Friday, November 29, 2013


A few posts ago, I wrote about concentrating on the idea of if the cancer comes back, not when. All I got to say is when is now.

I received the official word the night before Thanksgiving that my most recent PET scan showed a slight enhancement on my liver and that there was a new spot on my rib.  My oncologist calls it an early progression, and is starting me on the chemo Kadcyla next Friday. Kadcyla is a combination of chemo and Herceptin, and delivers the chemo directly to the cancer cells. It is supposed to be much more gentle. I get to keep my hair.

Frankly, keeping my hair is no consolation. I'd rather keep my life. But here we go again. I was hoping and praying the Herceptin and my body would keep the cancer at bay for years. My oncologist tells me I exceeded her expectations for how long I would stay stable. Seriously? She expected me to start dying sooner? What the. . .? That thought ain't no consolation either.

Happy Thanksgiving to me.

Honestly? I've been crying consistently since hearing the news. Today I lost it, pulled over after getting lost, throwing any free item I could reach around the inside of my car in a fit of rage. I am angry. I am sad. I am scared. And I am angry.

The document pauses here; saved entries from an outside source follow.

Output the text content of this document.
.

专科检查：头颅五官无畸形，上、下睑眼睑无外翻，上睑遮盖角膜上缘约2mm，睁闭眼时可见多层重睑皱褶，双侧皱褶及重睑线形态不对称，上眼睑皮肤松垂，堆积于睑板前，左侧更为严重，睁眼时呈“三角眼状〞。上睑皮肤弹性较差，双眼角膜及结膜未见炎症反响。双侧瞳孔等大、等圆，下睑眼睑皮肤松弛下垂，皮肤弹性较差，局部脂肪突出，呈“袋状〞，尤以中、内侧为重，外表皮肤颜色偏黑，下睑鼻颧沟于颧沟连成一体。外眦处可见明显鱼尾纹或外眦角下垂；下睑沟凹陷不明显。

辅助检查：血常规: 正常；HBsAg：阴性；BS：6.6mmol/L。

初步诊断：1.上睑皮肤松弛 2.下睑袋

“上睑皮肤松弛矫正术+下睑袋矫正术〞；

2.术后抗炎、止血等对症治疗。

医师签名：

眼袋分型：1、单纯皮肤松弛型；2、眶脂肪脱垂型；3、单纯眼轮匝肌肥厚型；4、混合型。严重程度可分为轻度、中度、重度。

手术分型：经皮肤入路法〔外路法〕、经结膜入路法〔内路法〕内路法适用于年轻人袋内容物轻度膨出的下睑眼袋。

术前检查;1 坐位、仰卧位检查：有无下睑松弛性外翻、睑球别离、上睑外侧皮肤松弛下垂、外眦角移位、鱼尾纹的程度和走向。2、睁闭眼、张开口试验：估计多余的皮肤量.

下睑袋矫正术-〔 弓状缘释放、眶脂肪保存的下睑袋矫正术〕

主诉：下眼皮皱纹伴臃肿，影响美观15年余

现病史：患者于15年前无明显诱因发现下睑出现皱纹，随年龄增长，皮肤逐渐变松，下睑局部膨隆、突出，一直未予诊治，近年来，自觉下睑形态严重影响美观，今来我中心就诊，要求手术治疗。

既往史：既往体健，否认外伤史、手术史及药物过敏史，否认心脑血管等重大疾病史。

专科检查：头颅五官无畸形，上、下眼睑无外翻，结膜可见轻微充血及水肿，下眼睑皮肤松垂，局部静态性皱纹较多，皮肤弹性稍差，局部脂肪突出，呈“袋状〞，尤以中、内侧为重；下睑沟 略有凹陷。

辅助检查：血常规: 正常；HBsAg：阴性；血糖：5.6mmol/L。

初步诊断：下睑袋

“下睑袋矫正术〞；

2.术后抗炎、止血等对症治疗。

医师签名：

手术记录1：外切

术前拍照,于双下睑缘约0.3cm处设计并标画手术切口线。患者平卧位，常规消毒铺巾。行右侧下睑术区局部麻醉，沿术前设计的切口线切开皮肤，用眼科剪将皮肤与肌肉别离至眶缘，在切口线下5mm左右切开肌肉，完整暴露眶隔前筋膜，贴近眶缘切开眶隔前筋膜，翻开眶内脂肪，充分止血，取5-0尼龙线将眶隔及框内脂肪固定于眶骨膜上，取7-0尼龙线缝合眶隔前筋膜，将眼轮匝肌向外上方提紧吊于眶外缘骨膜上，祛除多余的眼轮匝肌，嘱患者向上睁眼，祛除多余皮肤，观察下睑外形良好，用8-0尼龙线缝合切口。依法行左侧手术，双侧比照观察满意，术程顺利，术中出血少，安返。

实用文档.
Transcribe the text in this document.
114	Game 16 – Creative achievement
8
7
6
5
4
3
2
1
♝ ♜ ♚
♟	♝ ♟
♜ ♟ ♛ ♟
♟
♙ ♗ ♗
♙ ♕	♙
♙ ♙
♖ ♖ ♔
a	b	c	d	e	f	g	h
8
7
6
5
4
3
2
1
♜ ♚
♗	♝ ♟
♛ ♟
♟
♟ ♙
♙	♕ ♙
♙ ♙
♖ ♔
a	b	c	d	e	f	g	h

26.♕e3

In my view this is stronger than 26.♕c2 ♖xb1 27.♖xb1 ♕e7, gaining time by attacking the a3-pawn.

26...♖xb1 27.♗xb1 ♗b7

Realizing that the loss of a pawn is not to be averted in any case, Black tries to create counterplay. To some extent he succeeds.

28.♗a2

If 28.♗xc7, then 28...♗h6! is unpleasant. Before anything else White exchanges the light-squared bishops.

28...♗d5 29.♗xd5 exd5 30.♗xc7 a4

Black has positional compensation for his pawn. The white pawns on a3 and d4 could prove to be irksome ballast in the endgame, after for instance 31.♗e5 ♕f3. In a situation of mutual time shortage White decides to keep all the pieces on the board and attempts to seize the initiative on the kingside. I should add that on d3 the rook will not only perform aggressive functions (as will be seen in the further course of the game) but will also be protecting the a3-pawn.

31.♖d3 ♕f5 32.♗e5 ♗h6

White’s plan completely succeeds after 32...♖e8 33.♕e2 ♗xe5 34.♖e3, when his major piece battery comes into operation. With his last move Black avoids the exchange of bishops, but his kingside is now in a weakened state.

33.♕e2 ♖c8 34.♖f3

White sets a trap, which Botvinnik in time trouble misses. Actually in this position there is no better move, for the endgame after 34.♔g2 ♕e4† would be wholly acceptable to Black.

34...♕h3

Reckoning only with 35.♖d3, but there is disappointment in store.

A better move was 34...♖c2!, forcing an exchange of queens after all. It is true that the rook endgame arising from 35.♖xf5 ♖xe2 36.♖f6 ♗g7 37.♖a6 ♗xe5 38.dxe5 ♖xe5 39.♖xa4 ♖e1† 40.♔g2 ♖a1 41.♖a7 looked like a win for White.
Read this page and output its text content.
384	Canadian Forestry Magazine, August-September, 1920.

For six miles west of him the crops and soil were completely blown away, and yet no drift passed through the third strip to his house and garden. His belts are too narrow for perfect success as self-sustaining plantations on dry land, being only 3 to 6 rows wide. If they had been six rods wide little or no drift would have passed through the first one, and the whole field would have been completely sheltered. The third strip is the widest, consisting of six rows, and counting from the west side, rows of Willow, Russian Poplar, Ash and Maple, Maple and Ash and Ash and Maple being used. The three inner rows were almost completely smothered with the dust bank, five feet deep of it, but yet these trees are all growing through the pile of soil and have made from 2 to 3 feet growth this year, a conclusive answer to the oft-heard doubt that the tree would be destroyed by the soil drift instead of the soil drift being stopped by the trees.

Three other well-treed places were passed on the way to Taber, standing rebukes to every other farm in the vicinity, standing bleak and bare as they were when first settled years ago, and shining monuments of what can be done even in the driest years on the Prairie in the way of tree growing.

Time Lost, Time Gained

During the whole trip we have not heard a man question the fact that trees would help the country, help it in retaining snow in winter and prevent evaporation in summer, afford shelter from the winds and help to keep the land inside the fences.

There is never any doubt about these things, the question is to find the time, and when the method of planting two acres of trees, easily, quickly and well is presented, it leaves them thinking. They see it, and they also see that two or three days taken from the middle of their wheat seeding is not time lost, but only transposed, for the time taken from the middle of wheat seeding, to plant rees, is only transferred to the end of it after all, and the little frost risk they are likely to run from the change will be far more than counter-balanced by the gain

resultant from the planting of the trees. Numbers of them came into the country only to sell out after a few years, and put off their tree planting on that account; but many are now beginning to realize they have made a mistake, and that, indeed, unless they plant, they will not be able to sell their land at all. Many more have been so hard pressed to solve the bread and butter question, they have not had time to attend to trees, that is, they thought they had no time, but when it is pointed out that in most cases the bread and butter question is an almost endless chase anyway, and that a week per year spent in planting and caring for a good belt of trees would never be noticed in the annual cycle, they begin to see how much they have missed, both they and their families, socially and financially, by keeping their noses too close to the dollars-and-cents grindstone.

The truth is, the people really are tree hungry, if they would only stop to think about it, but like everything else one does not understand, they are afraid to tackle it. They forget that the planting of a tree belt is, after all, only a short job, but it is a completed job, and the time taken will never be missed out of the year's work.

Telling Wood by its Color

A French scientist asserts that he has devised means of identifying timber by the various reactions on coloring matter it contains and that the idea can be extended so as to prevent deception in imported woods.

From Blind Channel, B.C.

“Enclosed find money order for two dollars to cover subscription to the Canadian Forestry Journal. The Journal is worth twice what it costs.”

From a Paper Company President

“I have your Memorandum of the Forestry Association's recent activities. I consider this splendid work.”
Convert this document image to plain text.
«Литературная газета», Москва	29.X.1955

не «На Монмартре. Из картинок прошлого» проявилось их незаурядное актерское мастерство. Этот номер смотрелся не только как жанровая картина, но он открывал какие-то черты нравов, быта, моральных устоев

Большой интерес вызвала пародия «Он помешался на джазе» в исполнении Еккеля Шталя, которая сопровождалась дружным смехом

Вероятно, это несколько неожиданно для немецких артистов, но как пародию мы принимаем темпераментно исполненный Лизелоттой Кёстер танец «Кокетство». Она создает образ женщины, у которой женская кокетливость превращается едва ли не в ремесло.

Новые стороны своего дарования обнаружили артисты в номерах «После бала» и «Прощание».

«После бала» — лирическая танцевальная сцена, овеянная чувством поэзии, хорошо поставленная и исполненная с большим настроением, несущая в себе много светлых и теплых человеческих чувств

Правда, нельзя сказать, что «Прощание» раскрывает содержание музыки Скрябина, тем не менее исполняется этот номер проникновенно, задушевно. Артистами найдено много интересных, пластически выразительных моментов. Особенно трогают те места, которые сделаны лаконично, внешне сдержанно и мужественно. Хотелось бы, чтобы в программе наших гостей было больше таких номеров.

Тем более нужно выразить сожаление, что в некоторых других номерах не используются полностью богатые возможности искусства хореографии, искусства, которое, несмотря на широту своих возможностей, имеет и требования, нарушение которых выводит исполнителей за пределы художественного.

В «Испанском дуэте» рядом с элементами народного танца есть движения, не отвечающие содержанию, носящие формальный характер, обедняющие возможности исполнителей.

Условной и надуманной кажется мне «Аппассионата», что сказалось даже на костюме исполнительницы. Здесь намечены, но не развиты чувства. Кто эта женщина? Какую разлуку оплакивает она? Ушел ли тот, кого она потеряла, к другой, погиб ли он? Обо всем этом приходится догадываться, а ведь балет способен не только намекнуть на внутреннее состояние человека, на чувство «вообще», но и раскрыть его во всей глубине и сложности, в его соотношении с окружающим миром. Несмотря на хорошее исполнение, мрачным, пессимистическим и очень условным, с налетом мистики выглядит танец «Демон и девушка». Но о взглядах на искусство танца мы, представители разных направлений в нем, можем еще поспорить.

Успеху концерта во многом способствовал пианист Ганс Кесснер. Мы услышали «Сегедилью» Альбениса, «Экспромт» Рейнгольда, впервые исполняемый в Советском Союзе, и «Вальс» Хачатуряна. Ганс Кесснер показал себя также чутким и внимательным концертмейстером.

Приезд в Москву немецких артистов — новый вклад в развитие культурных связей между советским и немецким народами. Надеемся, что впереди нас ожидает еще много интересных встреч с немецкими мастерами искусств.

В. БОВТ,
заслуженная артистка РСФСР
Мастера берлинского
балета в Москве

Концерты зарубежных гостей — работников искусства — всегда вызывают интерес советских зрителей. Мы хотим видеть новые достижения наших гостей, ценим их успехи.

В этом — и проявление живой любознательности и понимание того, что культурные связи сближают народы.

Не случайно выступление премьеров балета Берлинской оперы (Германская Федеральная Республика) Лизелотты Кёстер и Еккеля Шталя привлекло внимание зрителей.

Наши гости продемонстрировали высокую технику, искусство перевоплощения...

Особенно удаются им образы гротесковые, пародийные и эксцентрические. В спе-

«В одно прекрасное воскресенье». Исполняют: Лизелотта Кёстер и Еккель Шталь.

This is not fair. I know people who are total assholes who have had metastatic cancer and now seem to be cancer free. And this idea of "just keep fighting?" Screw that. I am sick of fighting. I just want to live my life. I am tired of living with the Damocles sword of death, resulting in the re scheduling of anything in my life that might mean anything to me. As a trucker might say,  fuck this shit.

Tattoos not advisable while on chemo? I'm getting one any way.  Vacations a risky idea? I'm going. Big purchases not recommended. I'm buying.  Life can do what it wants with me, but I'm gonna live.

All I have to say is when, when, when. Fuck that shit. I'm going to live now.

Monday, November 18, 2013

Cancer Should Never Be a Usual Experience

The other day I found myself using the word "usually" in the same sentence as "cancer".  I was asking a friend if she would meet me for lunch after my every 6-month scheduled CT and bone scans, and, was telling her that usually the technician injects me with the radioactive substance, has me drink the barium, and then sends me off for the CT.  I said those words without thinking. But after a few minutes, it hit me.  I have a "usually" when it comes to cancer?  How could anything ever be usual about cancer?  Am I nuts?  Two years ago, there was nothing usual in my mind about cancer except that the people I knew who got cancer, usually died of cancer.

So when I was diagnosed with cancer, especially Stage IV metastatic breast cancer, I immediately thought I was going to follow the usual pattern and die.  I didn't. Instead, I lived. And almost two years later, I was telling a friend about my cancer "usual." After this long, I have a pattern, a routine.  I am still surprised to hear myself be so blasé, so usual about cancer.

But let's be honest. What I have is luck. For too many people with cancer, their usual is short-lived and painful. As I heard an oncologist say shortly after I was diagnosed, how someone fares with cancer is entirely dependent upon the biology of the tumor and the biology of the person who has that tumor. Cancer is like a virus. It learns the treatments, learns the body's biology, and it outsmarts the system. I have lucky biology.  I have a relatively easy usual.  And I am grateful.

But I am not naive. I know this lucky ride can end at any time.  The cancer could easily learn my biology, and take my life away bit by tiny bit. I've learned to live with the fear.  When fear drifts through my mind, I've learned to push it away, and think, "Well, best get on with what I'm doing, because who knows if I'll be able to do this much longer."  It might sound weird, but thinking this way makes it easier for me. And in an odd way, thinking this way makes me grateful.  I'm grateful that right now I can drive, walk, attend a party, see a play. I'm not trying to be melodramatic. It is the truth.  I've seen too many people unable to do even the simplest of things as they suffer through unending cancer treatment and progression.

So Lisa and I will be eating lunch this Friday at my usual post-scan restaurant, as I wait for my usual once a month Herceptin infusion, after which I'll head home for my usual post-scan nap.   And I will be grateful for my friend's company and care, and for the tasty post-scan meal. Luck is my cancer usual, and I'm going to keep on knocking on wood that the luck ride continues.  I live in the world of cancer, and it's an unbelievably unusual world in which to live.